Pero si de verdad los españoles hemos decidido articular coherentemente nuestra doble identidad de españoles europeístas y de españoles españolistas, lo único que nos queda es jugar lealmente a la creación de Europa, y al mismo tiempo tratar de construir nuestro propio país de manera que cuente en Europa. Que no sea el objeto pasivo de sus inversiones, de su turismo, de sus decisiones políticas o de su ciencia. Y para esto hace falta justamente plantearse el problema de la organización de nuestra vida económica (y social y cultural), y de nuestra política de recursos humanos. Porque es ahí donde se decide la cuestión.

Pero no sólo ahí. La segunda enseñanza que nos brindan los japoneses, a mi juicio, consiste en lo que parece ser su capacidad para superar penalidades quejándose poco de ellas. Se comprometieron en una guerra atroz, lo que supone responsabilidades morales y problemas emocionales de los que ni han salido ni saldrán fácilmente. Sufrieron en su carne dos bombas atómicas. Han tenido que trabajar muchísimo y durante mucho tiempo en un medio que no les ha facilitado demasiado las cosas, y sigue sin facilitárselo.

Para nosotros, lo que de aquí tenemos que aprender debería ser obvio. Este país entretiene un clima moral y emocional de demasiadas penalidades sin tantos motivos. Cede demasiado fácilmente a la tentación de la queja. Pero la queja es a veces la coartada para la pequeña maldad compensatoria. Algo así como decir: me han hecho tantas cosas que puedo justificarme ahora ser mezquino.

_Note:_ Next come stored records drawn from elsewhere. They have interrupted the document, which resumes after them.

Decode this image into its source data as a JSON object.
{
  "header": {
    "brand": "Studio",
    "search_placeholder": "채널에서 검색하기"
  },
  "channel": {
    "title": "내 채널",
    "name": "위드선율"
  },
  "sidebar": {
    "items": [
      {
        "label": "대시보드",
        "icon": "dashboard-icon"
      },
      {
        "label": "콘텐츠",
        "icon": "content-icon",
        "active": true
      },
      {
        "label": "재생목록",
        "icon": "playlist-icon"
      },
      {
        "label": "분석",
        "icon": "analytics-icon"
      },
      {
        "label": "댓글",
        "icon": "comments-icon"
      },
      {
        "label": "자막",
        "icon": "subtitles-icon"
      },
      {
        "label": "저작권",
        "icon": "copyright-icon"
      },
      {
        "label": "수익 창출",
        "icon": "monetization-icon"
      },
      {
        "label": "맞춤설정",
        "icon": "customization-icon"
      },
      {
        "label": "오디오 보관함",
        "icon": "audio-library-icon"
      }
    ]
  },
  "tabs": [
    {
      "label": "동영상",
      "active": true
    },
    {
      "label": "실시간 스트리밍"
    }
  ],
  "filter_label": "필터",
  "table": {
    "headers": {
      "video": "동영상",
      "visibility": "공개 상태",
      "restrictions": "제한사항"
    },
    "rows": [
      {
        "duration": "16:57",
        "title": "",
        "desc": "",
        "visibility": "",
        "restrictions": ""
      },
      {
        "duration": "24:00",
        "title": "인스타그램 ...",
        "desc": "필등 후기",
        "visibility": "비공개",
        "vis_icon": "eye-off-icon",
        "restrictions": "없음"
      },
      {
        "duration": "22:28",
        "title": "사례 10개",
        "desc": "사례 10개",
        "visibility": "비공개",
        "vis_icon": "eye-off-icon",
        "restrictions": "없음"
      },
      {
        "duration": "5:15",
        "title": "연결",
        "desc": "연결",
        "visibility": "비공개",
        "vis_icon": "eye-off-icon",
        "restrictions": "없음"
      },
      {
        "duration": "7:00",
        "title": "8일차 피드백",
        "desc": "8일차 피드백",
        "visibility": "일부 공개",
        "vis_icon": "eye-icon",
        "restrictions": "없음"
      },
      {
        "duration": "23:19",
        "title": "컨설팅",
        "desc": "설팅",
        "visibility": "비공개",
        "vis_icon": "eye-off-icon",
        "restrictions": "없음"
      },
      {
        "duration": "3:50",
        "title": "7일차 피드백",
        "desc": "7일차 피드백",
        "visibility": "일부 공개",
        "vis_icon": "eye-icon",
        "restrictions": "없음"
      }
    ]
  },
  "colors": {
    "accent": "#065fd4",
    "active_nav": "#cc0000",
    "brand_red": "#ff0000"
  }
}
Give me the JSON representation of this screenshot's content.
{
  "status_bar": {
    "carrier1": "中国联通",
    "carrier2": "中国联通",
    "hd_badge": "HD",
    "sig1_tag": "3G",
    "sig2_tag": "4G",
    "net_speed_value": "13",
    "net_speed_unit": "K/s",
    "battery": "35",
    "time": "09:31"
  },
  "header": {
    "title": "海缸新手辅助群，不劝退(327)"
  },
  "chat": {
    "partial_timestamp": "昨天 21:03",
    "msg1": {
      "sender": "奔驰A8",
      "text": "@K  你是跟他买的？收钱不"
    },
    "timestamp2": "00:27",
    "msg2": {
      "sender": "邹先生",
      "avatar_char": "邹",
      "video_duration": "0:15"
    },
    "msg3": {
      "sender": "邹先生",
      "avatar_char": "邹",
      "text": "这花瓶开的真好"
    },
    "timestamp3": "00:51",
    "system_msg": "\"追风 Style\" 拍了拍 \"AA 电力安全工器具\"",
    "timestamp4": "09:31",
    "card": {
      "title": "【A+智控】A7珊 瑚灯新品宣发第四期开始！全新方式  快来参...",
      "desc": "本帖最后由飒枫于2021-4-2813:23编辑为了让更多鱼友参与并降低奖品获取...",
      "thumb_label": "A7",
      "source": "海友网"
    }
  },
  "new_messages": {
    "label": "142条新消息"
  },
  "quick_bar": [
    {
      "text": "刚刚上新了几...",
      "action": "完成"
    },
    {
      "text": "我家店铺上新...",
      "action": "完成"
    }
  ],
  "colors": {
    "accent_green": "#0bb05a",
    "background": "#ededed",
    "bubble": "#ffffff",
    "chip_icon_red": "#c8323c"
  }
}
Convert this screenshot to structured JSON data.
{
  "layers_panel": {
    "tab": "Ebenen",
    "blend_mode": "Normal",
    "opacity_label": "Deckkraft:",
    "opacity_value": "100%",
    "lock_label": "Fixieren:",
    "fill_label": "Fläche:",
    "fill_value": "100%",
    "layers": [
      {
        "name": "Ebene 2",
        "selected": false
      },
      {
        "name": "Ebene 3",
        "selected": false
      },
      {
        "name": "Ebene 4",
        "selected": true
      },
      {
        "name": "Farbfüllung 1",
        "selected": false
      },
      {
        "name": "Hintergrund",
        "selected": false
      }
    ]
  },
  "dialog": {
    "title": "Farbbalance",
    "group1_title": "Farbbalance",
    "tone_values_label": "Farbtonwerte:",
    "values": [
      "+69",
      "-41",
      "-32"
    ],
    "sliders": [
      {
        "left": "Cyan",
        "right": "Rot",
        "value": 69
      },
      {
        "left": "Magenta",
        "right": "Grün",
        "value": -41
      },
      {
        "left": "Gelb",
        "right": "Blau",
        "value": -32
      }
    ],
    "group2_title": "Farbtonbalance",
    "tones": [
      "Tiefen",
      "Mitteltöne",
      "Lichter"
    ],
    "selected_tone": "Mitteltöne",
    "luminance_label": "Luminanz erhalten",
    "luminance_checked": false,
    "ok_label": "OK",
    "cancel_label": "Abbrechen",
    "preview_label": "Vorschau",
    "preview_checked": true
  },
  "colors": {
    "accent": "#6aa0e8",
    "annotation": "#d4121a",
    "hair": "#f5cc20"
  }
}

La queja puede ser también la coartada para no responder a un problema con una decisión. Con esto lo que se consigue es generar un ambiente de indecisiones. Las gentes que se transmiten las quejas pueden acostumbrarse a no resolver los problemas; y acabar pensando que lo normal es vivir en un mundo donde los problemas nunca se resuelven. Se desahogan, dicen. También lo que hacen es generar impotencia a su alrededor. Van echando arena en los mecanismos de la vida, por así decirlo. Para que rueden más despacio, más torpemente. Y viéndose vivir así unos a otros, acaban resintiéndose cuando ven los intentos de vivir de otra forma.

Con esto, el país que se va construyendo es un país de apresuramientos y de gentes que, con todo lo que denuncian y se indignan, son en el fondo gentes quejosas e indecisas. Que nadie sabe cómo sabrán defenderse de gentes más enérgicas y menos quejumbrosas, que vengan de allende los Pirineos o de allende los mares. Si no es por el procedimiento de someterse y continuar quejándose. Salvo que quieran cambiar un poco.

Víctor Pérez Díaz es catedrático de Sociología de la Universidad Complutense y director del Centro de Estudios Avanzados en Ciencias Sociales del Instituto Juan March.